L'objectif de cette réglementation est de limiter la capacité des entreprises chinoises à obtenir ou à développer des micropuces avancées, en particulier celles qui permettraient d'innover dans le domaine de l'intelligence artificielle (IA).

Les nouvelles lois interdisent également aux particuliers et aux entreprises américaines de soutenir les entreprises chinoises impliquées dans ces domaines.

De son côté, la Chine ne semble pas disposée à apaiser les tensions. La réunion du Congrès du Parti communiste chinois d'octobre a cimenté la position du président Xi Jinping en tant que dirigeant dominant entouré de loyalistes.
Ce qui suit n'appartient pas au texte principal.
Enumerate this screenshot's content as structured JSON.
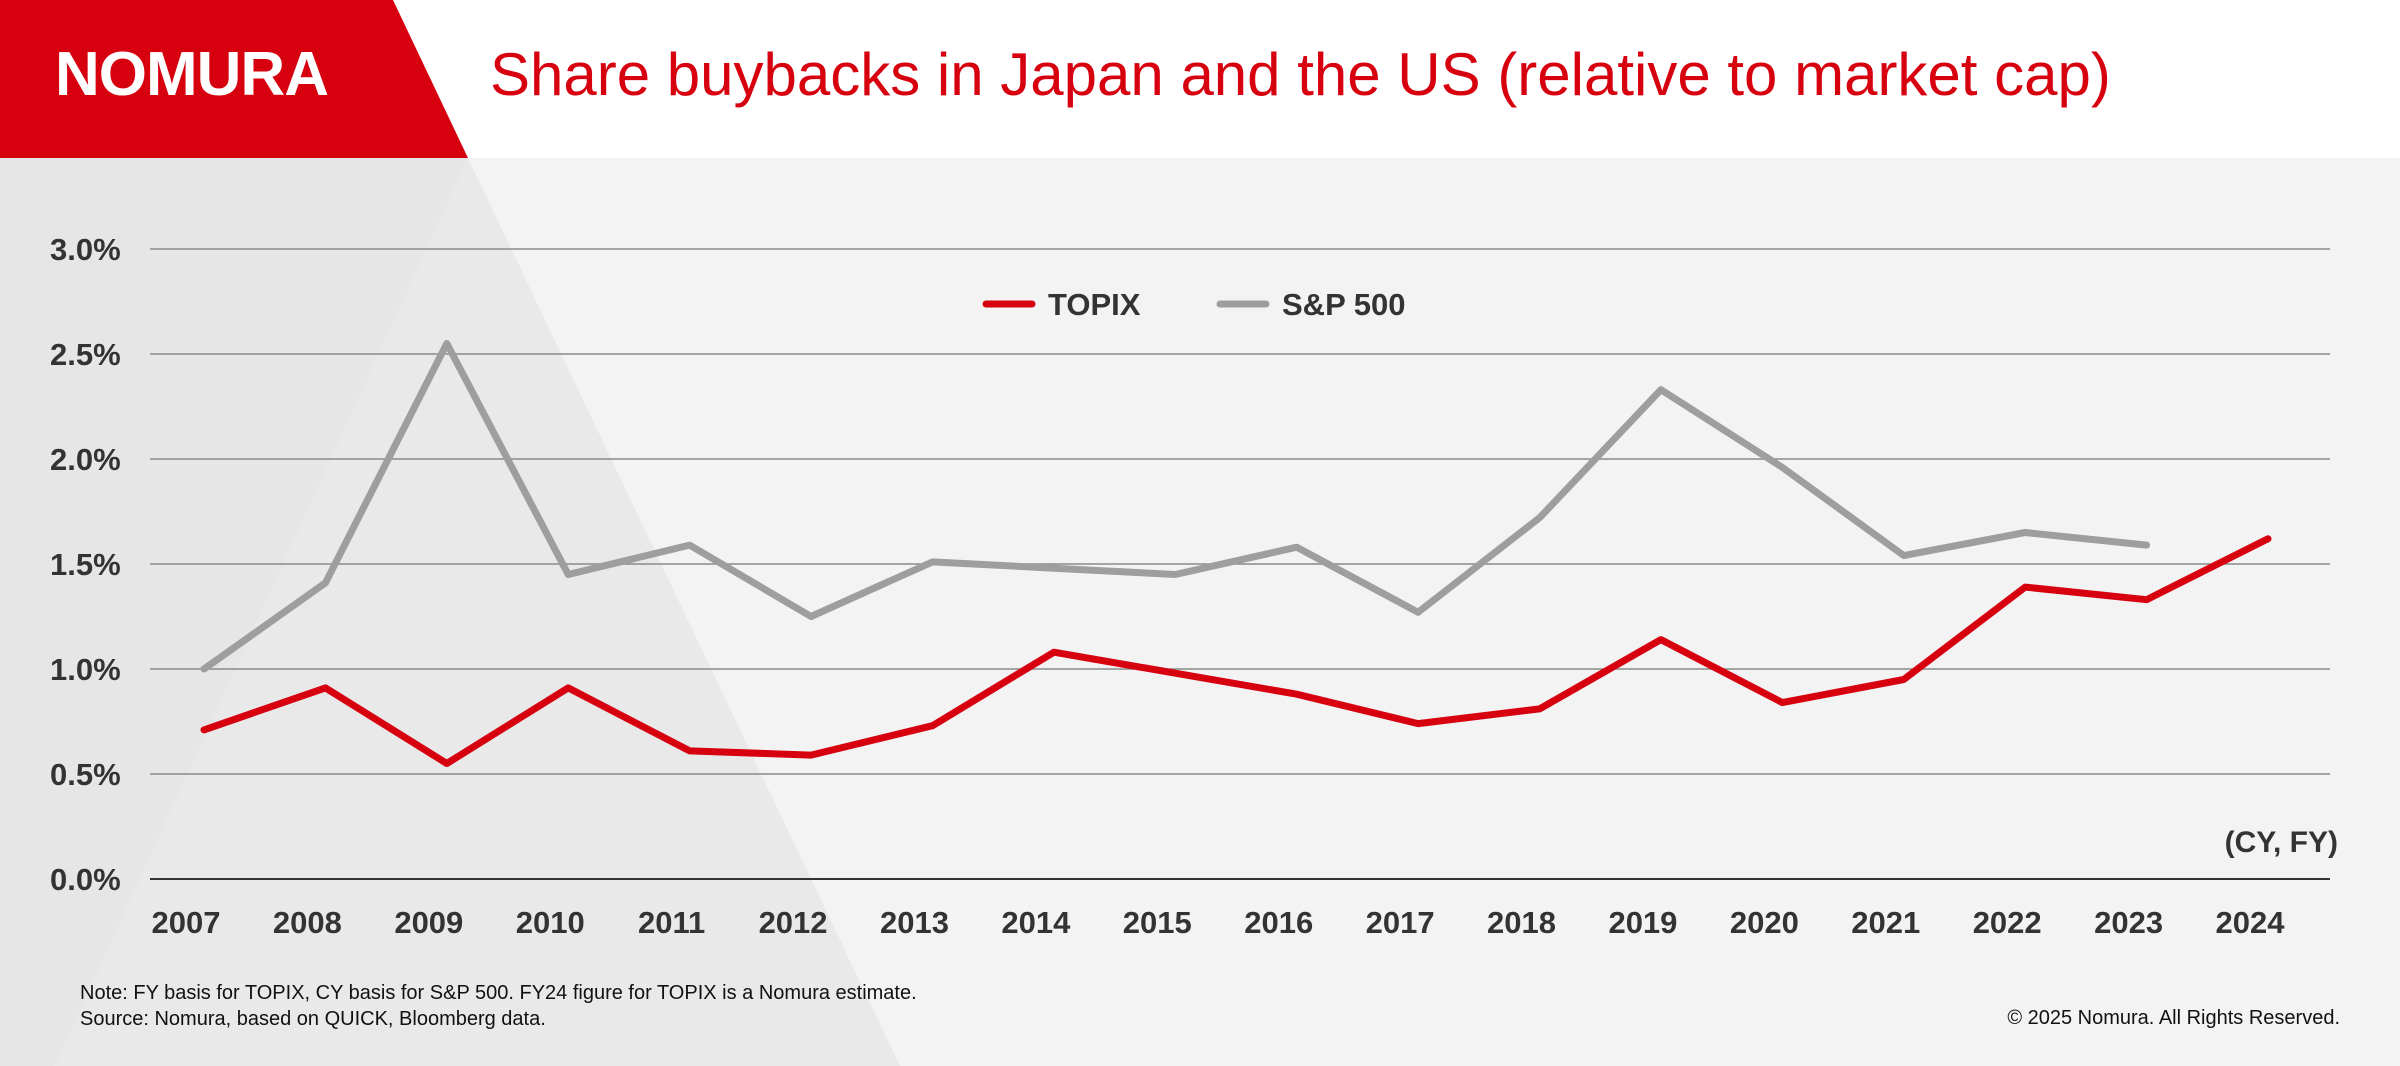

Cela signifie probablement que la Chine poursuivra ses politiques d'autosuffisance technologique accrue et donnera la priorité à la sécurité nationale sur la croissance économique.

Une nouvelle phase "intense

Bert Burger, économiste chez Atradius Asia, estime que les nouvelles réglementations, et la réaction de la Chine à celles-ci, pourraient avoir de profondes implications pour les deux parties.

"Nous assistons à une nouvelle phase plus intense d'une guerre commerciale qui gronde depuis la présidence de Trump", dit-il.

"Les contrôles à l'exportation, et les interdictions faites aux citoyens américains de soutenir des entreprises chinoises, entraîneront probablement un découplage des économies américaine et chinoise dans le domaine des hautes technologies, et auront un impact négatif sur l'échange de connaissances entre les deux superpuissances."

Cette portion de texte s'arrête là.